Beyond the plastic itself, we’ve also changed our packaging across the BikeFit product line to provide not only a strong visual of our shims, wedges, and extenders but also to aesthetically display products in fitting studios, bike shops, pain caves and indoor cycling facilities. Look for our new packaging at your local shop or on our site!

Mounting the Saddle Changer

You may already know that BikeFit sells the most amazing saddle fitting and sales tool on the planet.  Yet, many potential customers ask us the same thing, do you mount the Saddle Changer directly to the customer’s bike?

The answer is yes and no.

You can mount the Saddle Changer to a customer’s bike and we do have many successful clients who’ve used this methodology with fabulous results.  The problem: stack height is a considerable factor since the Saddle Changer adds 9cm, and you have to adjust the seat post to the original position after fitting.  This works (although it adds time) if you are doing a bike fitting, but the Saddle Changer provides a perfect opportunity for customers to demo multiple saddles in seconds.  Why utilize it only for fits when you can display and use it daily?

Therefore it works great for fitting, but we’ve found that customers find much more lucrative and less tedious applications.

Super Ingenious Saddle Changer Mounting Methods

Method 1: The Indoor Cycle

 

Indoor cycles are ubiquitous in the industry and if you are looking to save some money, there are used ones floating through cycling message boards.  If you want to go Cadallic, high-level indoor bikes measure power while the customer searches for that elusive perfect saddle. Bonus points for the pro touch–matching your indoor bike knobs to your tool chest (see pic above) satisfies the detail-oriented personality of the fitter.
Method 2: The Fit Bike
You already made an investment in a fancy fit bike, why not capitalize on it as a sales tool?  Although a fit is a perfect time to discover saddle bliss, a fit bike with the Saddle Changer attached and strategically placed in front of a plethora of seats provides customers with a custom saddle-testing experience!
Long of the short, there are many applications for mounting the Saddle Changer and there’s technically not a “wrong answer.”  This article is meant to help you obtain the most out of your investment.

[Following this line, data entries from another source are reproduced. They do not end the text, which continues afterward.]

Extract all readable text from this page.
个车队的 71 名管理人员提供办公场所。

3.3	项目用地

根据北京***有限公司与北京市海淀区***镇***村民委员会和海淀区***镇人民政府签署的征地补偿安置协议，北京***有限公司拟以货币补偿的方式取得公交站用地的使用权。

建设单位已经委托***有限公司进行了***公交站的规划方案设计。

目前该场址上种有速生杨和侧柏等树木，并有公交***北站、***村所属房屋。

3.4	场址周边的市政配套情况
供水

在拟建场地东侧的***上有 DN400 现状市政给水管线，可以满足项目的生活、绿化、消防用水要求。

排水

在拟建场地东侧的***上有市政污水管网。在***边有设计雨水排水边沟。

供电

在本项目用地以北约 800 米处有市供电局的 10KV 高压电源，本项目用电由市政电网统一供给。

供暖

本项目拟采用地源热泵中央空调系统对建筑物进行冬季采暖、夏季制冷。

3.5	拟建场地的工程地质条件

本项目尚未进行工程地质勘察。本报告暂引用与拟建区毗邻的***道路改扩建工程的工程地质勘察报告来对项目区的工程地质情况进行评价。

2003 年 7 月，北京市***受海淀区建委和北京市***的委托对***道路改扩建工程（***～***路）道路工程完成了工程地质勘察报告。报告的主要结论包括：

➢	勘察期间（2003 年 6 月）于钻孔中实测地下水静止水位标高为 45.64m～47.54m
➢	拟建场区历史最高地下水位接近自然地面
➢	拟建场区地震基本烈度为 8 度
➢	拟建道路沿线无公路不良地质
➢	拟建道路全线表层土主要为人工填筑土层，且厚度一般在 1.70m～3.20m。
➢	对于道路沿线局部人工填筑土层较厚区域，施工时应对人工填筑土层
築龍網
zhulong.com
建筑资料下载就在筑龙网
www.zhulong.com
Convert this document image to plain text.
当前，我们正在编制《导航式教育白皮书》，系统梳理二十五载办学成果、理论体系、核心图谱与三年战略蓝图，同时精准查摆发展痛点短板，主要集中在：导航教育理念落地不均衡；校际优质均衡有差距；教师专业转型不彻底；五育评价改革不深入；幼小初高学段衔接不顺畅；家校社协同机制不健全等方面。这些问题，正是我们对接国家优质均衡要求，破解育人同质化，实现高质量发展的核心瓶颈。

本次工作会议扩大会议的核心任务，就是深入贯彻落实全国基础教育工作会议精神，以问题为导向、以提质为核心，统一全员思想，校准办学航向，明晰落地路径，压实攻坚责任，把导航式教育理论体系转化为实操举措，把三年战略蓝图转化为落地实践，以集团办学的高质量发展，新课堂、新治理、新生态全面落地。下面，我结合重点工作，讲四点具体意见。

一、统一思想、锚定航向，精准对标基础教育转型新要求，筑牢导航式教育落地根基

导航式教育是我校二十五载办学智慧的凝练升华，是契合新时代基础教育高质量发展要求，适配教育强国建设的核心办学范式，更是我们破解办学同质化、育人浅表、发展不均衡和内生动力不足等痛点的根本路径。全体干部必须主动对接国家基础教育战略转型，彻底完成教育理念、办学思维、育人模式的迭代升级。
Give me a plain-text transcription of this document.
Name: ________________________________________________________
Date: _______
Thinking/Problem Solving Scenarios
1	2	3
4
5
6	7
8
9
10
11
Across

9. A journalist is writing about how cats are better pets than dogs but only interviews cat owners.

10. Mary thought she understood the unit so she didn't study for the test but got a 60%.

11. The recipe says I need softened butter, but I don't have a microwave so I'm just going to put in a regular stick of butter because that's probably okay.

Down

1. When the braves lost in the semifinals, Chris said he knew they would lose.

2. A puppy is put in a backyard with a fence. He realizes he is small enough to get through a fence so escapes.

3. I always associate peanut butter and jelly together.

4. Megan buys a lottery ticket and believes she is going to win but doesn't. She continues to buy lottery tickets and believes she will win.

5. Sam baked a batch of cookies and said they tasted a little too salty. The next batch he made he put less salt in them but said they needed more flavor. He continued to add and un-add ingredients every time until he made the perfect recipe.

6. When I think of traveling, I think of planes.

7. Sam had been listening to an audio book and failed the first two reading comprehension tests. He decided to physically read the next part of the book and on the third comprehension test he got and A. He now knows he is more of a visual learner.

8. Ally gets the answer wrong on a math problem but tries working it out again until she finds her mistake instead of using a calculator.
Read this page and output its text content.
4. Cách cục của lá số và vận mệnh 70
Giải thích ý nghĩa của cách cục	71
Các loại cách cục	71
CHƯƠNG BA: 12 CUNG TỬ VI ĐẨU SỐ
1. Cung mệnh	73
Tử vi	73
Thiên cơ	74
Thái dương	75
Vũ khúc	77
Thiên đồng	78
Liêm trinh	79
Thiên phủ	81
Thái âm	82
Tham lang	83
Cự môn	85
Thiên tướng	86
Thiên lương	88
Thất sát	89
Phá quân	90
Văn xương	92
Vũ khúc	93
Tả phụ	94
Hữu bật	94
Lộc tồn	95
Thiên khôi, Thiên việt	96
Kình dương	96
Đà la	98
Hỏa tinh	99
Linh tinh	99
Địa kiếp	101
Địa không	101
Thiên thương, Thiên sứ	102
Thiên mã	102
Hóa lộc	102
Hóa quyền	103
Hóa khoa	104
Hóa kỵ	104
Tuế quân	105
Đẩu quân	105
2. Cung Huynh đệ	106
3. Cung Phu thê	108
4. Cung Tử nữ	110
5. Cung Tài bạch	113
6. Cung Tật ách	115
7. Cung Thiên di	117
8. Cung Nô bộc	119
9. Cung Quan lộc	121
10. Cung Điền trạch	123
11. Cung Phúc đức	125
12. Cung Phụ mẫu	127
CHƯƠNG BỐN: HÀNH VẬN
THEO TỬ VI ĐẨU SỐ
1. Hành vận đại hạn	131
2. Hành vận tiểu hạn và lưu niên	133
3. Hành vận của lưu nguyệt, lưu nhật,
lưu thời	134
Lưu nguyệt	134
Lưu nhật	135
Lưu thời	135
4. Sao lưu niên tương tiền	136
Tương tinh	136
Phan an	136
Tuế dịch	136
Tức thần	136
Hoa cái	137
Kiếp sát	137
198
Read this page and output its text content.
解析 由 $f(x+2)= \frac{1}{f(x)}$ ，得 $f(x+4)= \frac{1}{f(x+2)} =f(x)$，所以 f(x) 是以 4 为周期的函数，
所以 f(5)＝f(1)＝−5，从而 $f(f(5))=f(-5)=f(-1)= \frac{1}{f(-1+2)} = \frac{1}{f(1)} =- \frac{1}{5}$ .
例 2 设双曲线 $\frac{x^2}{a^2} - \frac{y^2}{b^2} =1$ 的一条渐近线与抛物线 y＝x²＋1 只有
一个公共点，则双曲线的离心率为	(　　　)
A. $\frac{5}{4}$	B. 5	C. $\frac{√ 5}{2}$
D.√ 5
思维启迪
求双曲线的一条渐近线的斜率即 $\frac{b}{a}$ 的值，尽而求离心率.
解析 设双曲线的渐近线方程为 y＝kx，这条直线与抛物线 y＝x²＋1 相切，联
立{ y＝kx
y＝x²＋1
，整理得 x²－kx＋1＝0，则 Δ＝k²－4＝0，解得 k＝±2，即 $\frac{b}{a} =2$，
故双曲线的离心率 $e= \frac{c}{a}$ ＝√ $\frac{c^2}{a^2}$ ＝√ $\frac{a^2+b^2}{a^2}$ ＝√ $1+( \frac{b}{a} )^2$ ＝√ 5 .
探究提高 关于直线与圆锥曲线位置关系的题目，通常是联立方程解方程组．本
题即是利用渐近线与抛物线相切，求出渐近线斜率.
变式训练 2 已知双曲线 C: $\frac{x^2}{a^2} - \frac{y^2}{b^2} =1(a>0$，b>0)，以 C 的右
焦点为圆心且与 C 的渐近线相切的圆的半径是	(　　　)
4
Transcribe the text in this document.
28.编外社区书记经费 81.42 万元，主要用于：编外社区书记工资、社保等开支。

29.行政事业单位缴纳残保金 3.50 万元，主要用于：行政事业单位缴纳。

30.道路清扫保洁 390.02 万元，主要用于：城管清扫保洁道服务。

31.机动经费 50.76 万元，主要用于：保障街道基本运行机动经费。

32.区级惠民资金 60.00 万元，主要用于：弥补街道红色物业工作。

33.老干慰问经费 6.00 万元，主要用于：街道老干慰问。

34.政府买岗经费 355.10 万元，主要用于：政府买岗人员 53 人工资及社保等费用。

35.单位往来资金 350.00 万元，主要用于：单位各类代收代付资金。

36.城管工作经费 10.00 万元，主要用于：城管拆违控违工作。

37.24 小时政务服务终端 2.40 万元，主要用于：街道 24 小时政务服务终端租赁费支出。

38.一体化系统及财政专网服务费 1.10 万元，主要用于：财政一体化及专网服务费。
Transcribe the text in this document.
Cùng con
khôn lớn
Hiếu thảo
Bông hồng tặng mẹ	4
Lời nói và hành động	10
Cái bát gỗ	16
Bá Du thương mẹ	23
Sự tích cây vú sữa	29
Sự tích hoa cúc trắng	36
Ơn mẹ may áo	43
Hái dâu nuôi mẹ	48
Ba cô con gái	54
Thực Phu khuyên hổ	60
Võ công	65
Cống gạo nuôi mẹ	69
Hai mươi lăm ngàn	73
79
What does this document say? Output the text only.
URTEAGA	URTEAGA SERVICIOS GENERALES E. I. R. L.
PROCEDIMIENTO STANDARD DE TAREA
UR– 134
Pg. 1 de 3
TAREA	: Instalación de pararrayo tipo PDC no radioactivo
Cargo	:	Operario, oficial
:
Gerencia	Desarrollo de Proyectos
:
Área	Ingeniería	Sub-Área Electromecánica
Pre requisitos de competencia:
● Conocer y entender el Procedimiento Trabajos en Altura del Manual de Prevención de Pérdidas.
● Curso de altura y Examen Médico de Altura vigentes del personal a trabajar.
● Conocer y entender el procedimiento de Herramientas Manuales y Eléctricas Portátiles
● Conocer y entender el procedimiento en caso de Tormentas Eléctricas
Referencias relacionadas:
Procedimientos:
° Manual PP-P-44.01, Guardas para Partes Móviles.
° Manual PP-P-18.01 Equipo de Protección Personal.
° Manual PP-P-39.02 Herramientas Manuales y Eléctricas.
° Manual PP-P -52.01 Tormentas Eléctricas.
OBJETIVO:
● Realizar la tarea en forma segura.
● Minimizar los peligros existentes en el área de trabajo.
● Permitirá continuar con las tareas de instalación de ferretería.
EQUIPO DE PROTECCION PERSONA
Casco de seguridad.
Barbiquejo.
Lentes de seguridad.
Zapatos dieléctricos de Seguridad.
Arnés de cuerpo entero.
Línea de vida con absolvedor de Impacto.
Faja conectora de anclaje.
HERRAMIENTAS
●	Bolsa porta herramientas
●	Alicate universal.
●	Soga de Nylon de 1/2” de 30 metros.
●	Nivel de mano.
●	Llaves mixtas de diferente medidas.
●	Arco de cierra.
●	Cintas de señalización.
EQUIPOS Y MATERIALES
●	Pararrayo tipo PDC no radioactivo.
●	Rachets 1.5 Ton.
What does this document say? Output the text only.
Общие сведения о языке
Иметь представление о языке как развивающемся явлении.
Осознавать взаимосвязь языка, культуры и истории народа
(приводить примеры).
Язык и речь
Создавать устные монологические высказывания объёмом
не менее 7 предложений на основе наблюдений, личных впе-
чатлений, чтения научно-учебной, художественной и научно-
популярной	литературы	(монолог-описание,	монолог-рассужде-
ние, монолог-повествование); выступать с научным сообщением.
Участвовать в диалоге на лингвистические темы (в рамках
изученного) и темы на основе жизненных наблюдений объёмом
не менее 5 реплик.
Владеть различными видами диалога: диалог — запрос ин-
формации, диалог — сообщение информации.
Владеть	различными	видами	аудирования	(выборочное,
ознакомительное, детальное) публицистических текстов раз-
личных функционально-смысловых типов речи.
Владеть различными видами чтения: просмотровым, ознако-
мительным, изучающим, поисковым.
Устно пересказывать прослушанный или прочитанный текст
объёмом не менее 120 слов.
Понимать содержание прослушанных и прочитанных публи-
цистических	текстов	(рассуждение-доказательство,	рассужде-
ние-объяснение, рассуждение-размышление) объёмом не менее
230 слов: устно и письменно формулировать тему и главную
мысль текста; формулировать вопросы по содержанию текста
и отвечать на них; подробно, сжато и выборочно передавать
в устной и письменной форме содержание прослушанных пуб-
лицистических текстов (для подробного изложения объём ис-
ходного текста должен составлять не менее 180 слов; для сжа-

Feel free to send us your Saddle Changer photos (e-mail info@bikefit.com) and we’ll post them on social media!

Look / Shimano 2-Degree Cleat Wedges

At BikeFit, we’re always searching for avenues to increase efficiency.  In this case, we listened to the myriad of Bike Fitters who inquired on whether we could create a 2-Degree Cleat Wedge.  Lining up wedges and installing screws increases in difficulty as you increase wedges.  You asked and we listened. After a year of development and testing, voila!  Look 2-Degree Wedges!

These new wedges decrease installation time and reduce the chance of slippage apparent with multiple wedges.  They are also undeniably cooler than our previous wedges.  Look 2-Degree Cleat Wedges are compatible with Look, Shimano SPD/SL, Time and most 3-hole cleat configurations.

How to tell the Difference Between 1° and 2-Degree Cleat Wedges

Our 1° and 2° Cleat Wedges are incredibly similar, but we’ve added clear labeling to help you discern them from one another.  The new shape is much more durable for cleat installation and the rigors of hard rides.  1 or 2 Degree, Cleat Wedges are necessary for most cyclists.

Look 2-Degree Wedges are available now in 20-packs.  At this time they are only available at your local BikeFit Pro or if you are a bike fitter or a bike shop, you must be logged in and have a wholesale account at www.bikefit.com to view these products.